Nils also tells us of his life, growing up Sami in a fast-changing culture deeply affected by global warming, technology, land resource mongering. Generation after generation his family followed the reindeer, living in traditional lávvu tents, dependent completely on the land and its provisions. But now the herbivores of the woodlands, like the reindeer and elk and rabbit, cannot feed themselves. Increasing temperatures force early snow melts, causing ice to form over the forest growth that hooves and paws cannot penetrate. Year after year, the animals face starvation, many of the young dying before they grow to adulthood. Sami families have been forced to stop their migration, build houses, and seek new ways of supporting themselves. Nils is the youngest of three brothers and the first to be born in a physical house after his parents decided to settle and build in 1963. He now runs an eco-tourism business that educates tourists on the peaceful ways of the Sami.

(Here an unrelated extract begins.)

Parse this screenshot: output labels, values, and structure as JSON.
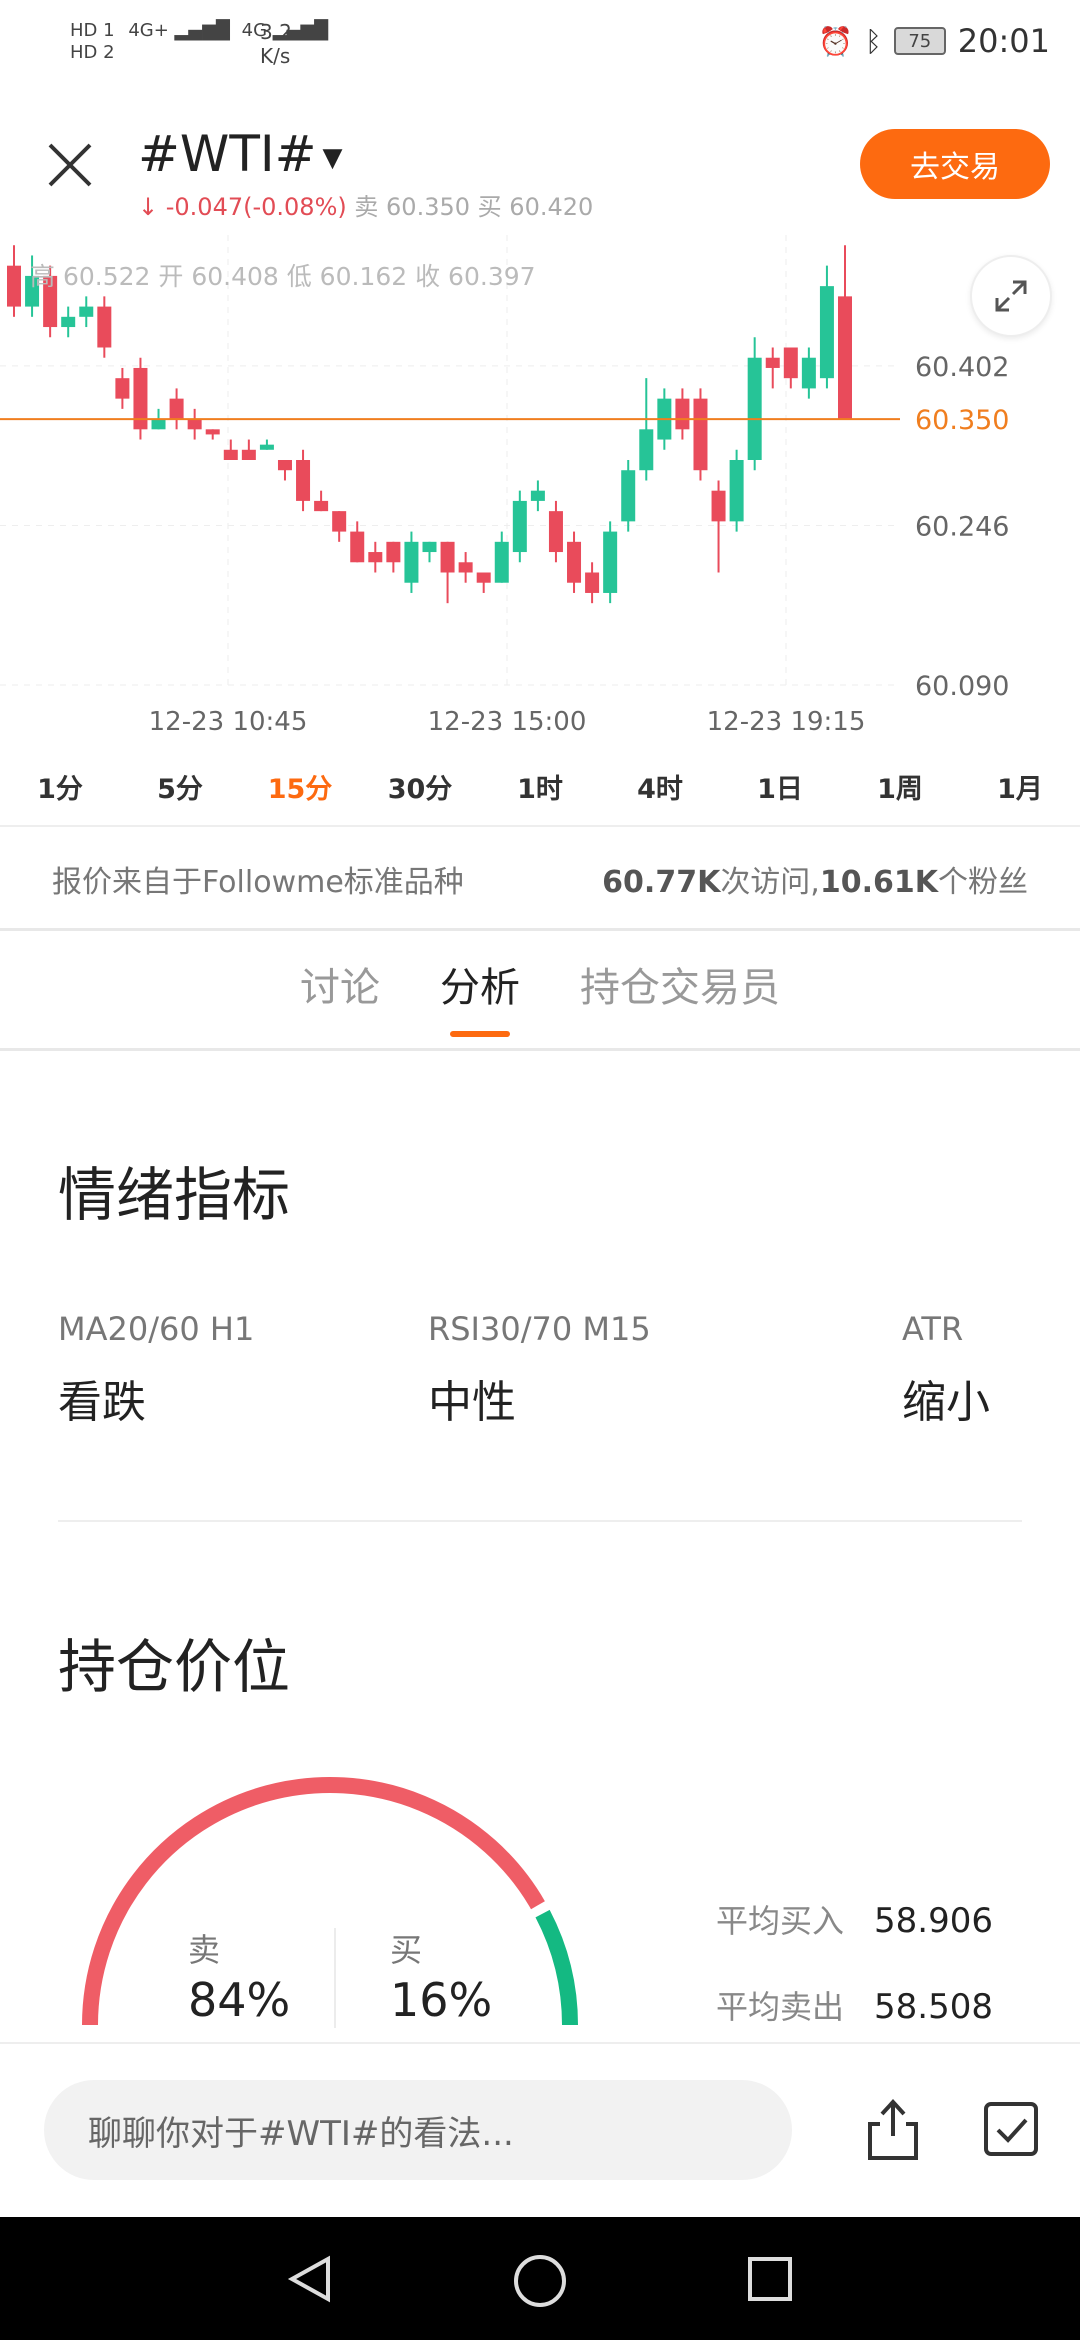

“We have no word for war,” he says, sipping his coffee, turning his eyes skyward to follow the smoke as it escapes through the hole in the tent’s roof. One hundred and eighty words for snow, but no word for war. I put my coffee down and wonder if this might be the underlying magic of this land. Not the whipped-cream trees. Not the lavender twilight ice cream rivers. Not the liquid chocolate eyes of the reindeer. Not the fairy-tale forests full of gingerbread secrets and mossy troll stories.

But peace. Peace held like a legacy in the hearts of a thousand-year-old tribe.

Something about the slow pace of contentment must have seeped into our soul bones, and our month is filled with the intimate conversations and easy joy these northern people seem to embody. Even when we’re thrill seeking and adventuring, the peace seems to punctuate our every move. And through it all, Nils’s words haunt and inspire me. Racing through glistening forests on a sled of barking Huskies. One hundred and eighty words for snow. Dancing around the fire under the aurora borealis. No word for war. We hike the storybook woods and frozen rivers, make daily pilgrimages to feed the reindeer, and shiver our way through several cocktails in a bar made entirely of ice surrounded by the most exquisite ice sculptures. But all I can think about is what it would be like to belong to a tribe of people whose very language sings of peace.

I remember a quote from Meik Wiking, CEO of the Happiness Research Institute in Copenhagen, about hygge: “It is a defining feature of our cultural identity and an integral part of the national DNA. In other words, what freedom is to Americans … hygge is to the Danes.” And I realize, perhaps in my valuing of freedom and the American dream of having it all, I sometimes look past all the simple joys I do have. In my rush to accomplish and produce, I might be bypassing the peace and charm of a quiet gratitude. Maybe my business sometimes turns to busy-ness, creating an internal war, when this culture seems to be telling me there is another way.

I’m just sitting there with my feet propped up in front of the fire, doing not much of anything, when I realize that hygge has hijacked my heart, and I feel Dream Self and Practical Self shake hands.

I look out the cabin’s window. The window, my familiar friend and guide, shows me a wave of green sky curtains billowing across the silent stars. I put on my extra pair of thermal socks, my boots, my coat and both sets of mittens and walk out into the snow. I lift my hands in surrender, marveling what the ancestors knew that we might remember, and I send it out to wonder hunters everywhere, those whose hearts might be heavy with warring thoughts and worried fears: May we remember that wonder and enchantment are as natural to our hearts as the rivers and trees are to the earth. And may we one day know the simple pleasures of these northern people. One hundred and eighty words for snow. Dozens of words for love. No word for war.

And hygge, always, for an internal peace … the contentment and joy of knowing that once upon a time is really here and now.